• Jan 16th 2009, 06:21 PM
jax760
A sample of 15 observations has a standard deviation of 4. The sum of the squared deviations from the sample mean is?

1.) 19
2.)56
3.)60
4.) 224
5.)240

I'm stuck on this problem is you can please help me I would much appreciate it, thanx!
• Jan 16th 2009, 06:42 PM
vincisonfire
$s_x = \sqrt{\frac{1}{n-1} \sum_i (x_i - x_{\text{mean}})^2}$
$4 = \sqrt{\frac{1}{15-1} \sum_i (x_i - x_{\text{mean}})^2}$
$16 = \frac{1}{14} \sum_i (x_i - x_{\text{mean}})^2$
$16\cdot 14 = 224 = \sum_i (x_i - x_{\text{mean}})^2$
• Jan 17th 2009, 02:32 AM
Constatine11
Quote:

Originally Posted by vincisonfire
$s_x = \sqrt{\frac{1}{n-1} \sum_i (x_i - x_{\text{mean}})^2}$
$4 = \sqrt{\frac{1}{15-1} \sum_i (x_i - x_{\text{mean}})^2}$
$16 = \frac{1}{14} \sum_i (x_i - x_{\text{mean}})^2$
$16\cdot 14 = 224 = \sum_i (x_i - x_{\text{mean}})^2$

The sample SD uses a divisor of N not N-1, the latter is the usual estimator for the population SD.

So this changes your post to:

$s_x = \sqrt{\frac{1}{n} \sum_i (x_i - x_{\text{mean}})^2}$

$4 = \sqrt{\frac{1}{15} \sum_i (x_i - x_{\text{mean}})^2}$

$16 = \frac{1}{15} \sum_i (x_i - x_{\text{mean}})^2$

$16\times 15 = 240 = \sum_i (x_i - x_{\text{mean}})^2$
• Jan 17th 2009, 05:34 AM
vincisonfire
For a sample you must use a divisor of N-1 to have an unbiased estimation of the real standard deviation.
For a population you must use a divisor of N to get the real standard deviation.
http://en.wikipedia.org/wiki/Standar...dard_deviation
• Jan 17th 2009, 05:53 AM
mr fantastic
Quote:

Originally Posted by vincisonfire
For a sample you must use a divisor of N-1 to have an unbiased estimation of the real standard deviation.
For a population you must use a divisor of N to get the real standard deviation.
Standard deviation - Wikipedia, the free encyclopedia

Does the question ask for an estimate of a population variance based on the sample variance .....? That would be a completely different question and using N - 1 as the divisor would be appropriate.

When calculating a sample variance in the context of plain and simple univariate statistics, a divisor of N is used.

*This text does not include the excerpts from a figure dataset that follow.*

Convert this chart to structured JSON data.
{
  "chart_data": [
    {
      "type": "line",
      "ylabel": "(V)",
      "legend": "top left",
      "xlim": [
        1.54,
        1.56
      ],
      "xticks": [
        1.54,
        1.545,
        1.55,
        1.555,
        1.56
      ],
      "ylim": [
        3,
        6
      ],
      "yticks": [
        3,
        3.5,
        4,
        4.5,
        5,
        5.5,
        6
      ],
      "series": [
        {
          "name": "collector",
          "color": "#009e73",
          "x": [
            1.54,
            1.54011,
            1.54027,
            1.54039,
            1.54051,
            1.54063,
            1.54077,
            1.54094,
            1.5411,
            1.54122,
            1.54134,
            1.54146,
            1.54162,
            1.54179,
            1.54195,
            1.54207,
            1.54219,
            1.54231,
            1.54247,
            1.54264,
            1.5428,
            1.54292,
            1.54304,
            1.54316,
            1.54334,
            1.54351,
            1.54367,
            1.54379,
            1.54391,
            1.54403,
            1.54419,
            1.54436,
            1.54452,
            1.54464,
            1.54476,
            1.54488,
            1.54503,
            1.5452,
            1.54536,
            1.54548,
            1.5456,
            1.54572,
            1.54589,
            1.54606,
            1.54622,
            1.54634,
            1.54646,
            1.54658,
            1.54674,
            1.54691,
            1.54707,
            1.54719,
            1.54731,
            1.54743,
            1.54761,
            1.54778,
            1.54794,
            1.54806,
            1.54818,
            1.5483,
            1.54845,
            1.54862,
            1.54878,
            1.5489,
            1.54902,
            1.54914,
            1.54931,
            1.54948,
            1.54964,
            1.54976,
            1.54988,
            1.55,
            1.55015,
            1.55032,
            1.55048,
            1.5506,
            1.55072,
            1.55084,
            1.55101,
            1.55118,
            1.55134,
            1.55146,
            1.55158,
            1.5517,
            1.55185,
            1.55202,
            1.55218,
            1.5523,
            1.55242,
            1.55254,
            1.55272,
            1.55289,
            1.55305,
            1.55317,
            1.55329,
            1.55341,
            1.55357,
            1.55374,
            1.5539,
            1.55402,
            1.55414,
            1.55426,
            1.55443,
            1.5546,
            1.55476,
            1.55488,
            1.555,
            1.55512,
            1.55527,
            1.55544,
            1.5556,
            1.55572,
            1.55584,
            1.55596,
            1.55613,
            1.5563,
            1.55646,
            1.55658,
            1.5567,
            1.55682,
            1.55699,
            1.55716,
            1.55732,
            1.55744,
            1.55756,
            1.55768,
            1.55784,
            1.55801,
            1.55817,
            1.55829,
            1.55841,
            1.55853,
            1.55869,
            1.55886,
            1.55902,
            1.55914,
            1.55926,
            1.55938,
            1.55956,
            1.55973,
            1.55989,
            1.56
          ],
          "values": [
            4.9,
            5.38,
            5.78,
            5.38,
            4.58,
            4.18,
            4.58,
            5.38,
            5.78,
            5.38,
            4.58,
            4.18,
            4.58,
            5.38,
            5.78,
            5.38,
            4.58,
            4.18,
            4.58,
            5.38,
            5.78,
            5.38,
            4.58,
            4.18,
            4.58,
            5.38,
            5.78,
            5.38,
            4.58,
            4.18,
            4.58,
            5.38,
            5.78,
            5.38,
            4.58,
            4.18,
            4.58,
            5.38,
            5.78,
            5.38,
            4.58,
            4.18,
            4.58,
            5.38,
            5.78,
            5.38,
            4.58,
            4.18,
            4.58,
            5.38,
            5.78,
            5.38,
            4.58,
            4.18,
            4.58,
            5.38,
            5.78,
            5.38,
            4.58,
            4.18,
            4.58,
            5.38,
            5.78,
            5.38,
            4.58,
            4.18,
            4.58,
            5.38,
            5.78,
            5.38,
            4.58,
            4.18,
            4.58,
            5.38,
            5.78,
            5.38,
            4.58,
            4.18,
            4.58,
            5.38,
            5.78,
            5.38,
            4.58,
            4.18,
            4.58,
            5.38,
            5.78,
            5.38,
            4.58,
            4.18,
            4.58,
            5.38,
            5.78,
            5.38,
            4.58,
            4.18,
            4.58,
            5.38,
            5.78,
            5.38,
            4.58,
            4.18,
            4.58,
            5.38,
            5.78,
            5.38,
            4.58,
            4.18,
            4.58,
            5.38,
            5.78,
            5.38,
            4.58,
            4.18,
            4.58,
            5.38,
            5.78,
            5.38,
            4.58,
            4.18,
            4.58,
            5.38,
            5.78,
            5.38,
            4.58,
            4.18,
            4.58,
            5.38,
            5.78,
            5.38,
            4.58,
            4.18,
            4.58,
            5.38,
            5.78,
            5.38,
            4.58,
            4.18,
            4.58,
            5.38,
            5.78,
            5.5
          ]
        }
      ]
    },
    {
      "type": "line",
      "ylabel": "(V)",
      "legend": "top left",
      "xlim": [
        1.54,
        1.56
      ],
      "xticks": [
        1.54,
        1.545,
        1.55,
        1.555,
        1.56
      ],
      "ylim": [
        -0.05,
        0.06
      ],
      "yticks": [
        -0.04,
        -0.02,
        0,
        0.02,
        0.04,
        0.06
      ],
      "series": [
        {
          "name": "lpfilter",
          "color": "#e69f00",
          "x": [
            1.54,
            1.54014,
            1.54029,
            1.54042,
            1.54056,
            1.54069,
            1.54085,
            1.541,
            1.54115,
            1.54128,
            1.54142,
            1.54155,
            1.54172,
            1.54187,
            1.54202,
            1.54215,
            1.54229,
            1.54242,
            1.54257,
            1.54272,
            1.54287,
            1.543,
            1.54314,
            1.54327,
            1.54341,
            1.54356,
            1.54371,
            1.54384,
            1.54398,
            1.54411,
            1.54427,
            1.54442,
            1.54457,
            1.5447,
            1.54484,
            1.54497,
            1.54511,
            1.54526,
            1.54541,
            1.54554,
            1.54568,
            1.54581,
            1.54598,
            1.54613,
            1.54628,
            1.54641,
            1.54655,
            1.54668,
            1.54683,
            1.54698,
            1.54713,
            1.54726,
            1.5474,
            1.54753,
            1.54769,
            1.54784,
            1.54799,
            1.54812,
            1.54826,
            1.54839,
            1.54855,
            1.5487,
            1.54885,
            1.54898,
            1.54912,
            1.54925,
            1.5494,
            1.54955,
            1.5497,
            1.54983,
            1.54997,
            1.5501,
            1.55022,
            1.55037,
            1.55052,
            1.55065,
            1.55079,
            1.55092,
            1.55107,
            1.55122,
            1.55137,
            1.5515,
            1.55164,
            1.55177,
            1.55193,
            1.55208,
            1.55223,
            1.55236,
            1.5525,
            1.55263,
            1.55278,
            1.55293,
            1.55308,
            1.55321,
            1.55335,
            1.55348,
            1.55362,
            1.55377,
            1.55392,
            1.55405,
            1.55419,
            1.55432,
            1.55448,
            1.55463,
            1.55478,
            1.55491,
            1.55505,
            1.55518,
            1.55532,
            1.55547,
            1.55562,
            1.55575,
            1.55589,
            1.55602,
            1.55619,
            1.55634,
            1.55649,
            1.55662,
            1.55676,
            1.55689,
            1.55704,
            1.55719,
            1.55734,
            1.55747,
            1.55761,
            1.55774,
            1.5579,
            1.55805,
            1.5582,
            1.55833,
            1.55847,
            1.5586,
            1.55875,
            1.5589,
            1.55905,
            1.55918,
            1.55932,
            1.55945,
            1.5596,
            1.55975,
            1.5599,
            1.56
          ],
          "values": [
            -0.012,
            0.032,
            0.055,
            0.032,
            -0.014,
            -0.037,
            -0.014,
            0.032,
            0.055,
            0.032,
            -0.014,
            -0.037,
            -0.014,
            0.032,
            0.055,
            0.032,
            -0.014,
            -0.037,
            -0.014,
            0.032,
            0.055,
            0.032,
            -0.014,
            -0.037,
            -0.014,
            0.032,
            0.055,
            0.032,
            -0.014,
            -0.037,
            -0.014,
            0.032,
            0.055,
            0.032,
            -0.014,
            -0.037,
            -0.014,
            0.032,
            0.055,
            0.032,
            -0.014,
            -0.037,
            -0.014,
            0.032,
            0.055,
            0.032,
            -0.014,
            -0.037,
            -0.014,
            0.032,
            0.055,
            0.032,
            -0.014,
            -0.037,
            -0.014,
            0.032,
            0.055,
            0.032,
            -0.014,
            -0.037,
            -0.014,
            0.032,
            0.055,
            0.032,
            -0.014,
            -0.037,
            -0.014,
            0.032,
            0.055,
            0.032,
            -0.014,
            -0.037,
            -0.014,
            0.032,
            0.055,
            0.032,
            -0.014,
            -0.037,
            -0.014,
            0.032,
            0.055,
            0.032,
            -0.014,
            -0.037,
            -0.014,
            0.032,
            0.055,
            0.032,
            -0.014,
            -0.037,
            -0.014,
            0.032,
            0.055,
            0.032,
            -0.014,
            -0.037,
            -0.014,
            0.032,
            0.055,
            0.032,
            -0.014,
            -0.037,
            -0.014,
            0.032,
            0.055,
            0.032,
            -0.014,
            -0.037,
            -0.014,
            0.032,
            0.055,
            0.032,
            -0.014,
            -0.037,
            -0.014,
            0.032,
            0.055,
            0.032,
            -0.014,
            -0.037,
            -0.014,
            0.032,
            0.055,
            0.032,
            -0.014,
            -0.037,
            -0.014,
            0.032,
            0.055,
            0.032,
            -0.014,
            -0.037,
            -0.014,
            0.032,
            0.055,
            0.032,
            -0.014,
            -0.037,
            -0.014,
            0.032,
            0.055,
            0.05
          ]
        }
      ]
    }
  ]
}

The wikipedia link says this.
• Jan 17th 2009, 06:10 AM
vincisonfire
Isn't it always the case that we are trying to figure out what the standard deviation of the population is?
I may be wrong but I've never seen a sample variance written with a divisor of N.
• Jan 17th 2009, 06:17 AM
mr fantastic
Quote:

Originally Posted by vincisonfire
Isn't it always the case that we are trying to figure out what the standard deviation of the population is?
[snip]

No. Eg. You might have data from a test done by a class of 20 students and you're interested in the mean and the standard deviation ......

A key quote from the Wiki link:

"Note that if the above data set represented only a sample from a greater population, a modified standard deviation would be calculated (explained below) to estimate the population standard deviation, which would give 6.93 for this example."
• Jan 17th 2009, 06:19 AM
vincisonfire
I understand what you mean.
But as I learned it, in your example, the 20 students would be a population.
• Jan 17th 2009, 02:45 PM
mr fantastic
Quote:

Originally Posted by vincisonfire
I understand what you mean.
But as I learned it, in your example, the 20 students would be a population.

So then you're not estimating the variance of a population from a sample, you're actually getting the 'exact' varience of the population.